Les Bourbon-Parme. Une famille engagée dans l’histoire est particulier dans sa réalisation puisqu’il relève tout autant du registre des mémoires et autres souvenirs que de l’(auto-)analyse historique, politique et sociologique. Tantôt l’auteur emploie le nous collectif, voire la troisième personne du singulier, tantôt la première personne du singulier, ce qui est déroutant. Par ailleurs, sur le plan formel, une relecture attentive aurait pu éviter non pas quelques inévitables coquilles (« Lichtenstein » p. 78), mais de regrettables erreurs sur les patronymes, les lieux, les dates sans omettre l’anachronisme. Par exemple, l’un des deux cahiers photographiques présente une photographie du roi carliste espagnol Alfonso-Carlos légendée en 1939 (p. XII) alors qu’il meurt trois ans plus tôt ! Le militant nationaliste radical italien Stefano Delle Chiaie est écrit « Della Ciae (p. 161) ». Quand le frère aîné de l’auteur est présenté aux carlistes à Montejurra en 1957, il est fait mention de « 1997 (p. 127) ». On a aussi l’impression que le premier président du Sénégal, Léopold Sédar Senghor, est déjà à l’Académie française : il n’y entre qu’en 1983 ! On peut croire que le socialiste Charles Hernu était en 1976 « le ministre français de la Défense (p. 230) » alors qu’il ne le sera qu’entre 1981 et 1985. Plus édifiant encore, Maria Teresa de Bourbon-Parme a rencontré quelques fois François Mitterrand. La dernière fois, ce fut à l’occasion de l’enterrement du roi des Belges Baudoin en 1993. Or on lit que Mitterrand « mourut une semaine plus tard (p. 238) ». En réalité, ce sera trois années après…
Des caractères rebelles
Le 24 juillet 2014, le portrait quotidien en dernière page de Libération s’ouvre à Maria Teresa de Bourbon-Parme. Stupeur et tremblement chez les ultimes lecteurs du journal trotsko-bancaire ! Et pourtant ! Qualifiée de « princesse rouge », Maria Teresa de Bourbon-Parme s’affirme progressiste. Outre Mitterrand, elle discuta avec le président anti-gaulliste du Sénat Gaston Monnerville (1958 – 1968) et Jacques Attali. Cette fervente sympathisante de la cause palestinienne rencontra en 2000 le président bolivarien du Venezuela, Hugo Chavez. Elle fut aussi une amie de Roger Garaudy (p. 229).
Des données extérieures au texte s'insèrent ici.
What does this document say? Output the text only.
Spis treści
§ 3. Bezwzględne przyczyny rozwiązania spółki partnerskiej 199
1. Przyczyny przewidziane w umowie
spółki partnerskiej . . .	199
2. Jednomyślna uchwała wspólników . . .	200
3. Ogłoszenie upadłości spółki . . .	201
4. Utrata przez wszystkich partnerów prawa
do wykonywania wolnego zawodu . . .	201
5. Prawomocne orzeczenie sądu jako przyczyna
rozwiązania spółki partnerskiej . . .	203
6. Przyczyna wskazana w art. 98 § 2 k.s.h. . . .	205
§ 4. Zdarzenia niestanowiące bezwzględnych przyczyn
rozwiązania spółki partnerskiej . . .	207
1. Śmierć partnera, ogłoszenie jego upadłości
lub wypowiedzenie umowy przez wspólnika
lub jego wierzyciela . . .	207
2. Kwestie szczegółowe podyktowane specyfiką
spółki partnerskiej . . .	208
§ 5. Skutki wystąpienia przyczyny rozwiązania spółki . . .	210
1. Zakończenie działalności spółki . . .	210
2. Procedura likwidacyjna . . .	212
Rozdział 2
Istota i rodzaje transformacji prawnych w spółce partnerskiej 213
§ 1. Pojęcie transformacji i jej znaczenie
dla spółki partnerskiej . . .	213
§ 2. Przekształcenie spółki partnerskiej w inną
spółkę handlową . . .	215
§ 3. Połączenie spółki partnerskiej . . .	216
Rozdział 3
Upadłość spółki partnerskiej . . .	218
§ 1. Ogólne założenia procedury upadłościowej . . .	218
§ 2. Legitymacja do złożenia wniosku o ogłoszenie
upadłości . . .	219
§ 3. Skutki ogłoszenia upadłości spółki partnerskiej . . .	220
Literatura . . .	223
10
L’a-t-elle encore revu après son incroyable condamnation à propos de son essai, Les mythes fondateurs de la politique israélienne ?
Le livre apparaît comme le plaidoyer pro domo pour son engagement à gauche tout en se voulant fidèle à l’héritage des siens. Plusieurs chapitres saluent ainsi des figures familiales marquantes : sa mère, Madeleine de Bourbon-Busset, sa sœur aînée, Françoise, qui se porta volontaire en 1956 dans des services caritatifs en faveur des réfugiés hongrois. Si sa sœur cadette, Marie des Neiges, défend l’environnement, les animaux sauvages et l’écologie, une autre sœur, Cécile, œuvra au service de l’Ordre de Malte en tant qu’infirmière au Biafra rebelle entre 1969 et 1971. Elle parle aussi de deux aïeules : Marie des Neiges de Bragance (1852 – 1941) et la duchesse régente de Parme, Marie-Caroline de Berry, la sœur aînée du dernier roi légitime de France, Henri V, qui se montra fine politique. En revanche, la princesse se montre injuste envers le roi Charles X qu’elle dépeint en reprenant les vieilles antiennes historiographiques républicaines.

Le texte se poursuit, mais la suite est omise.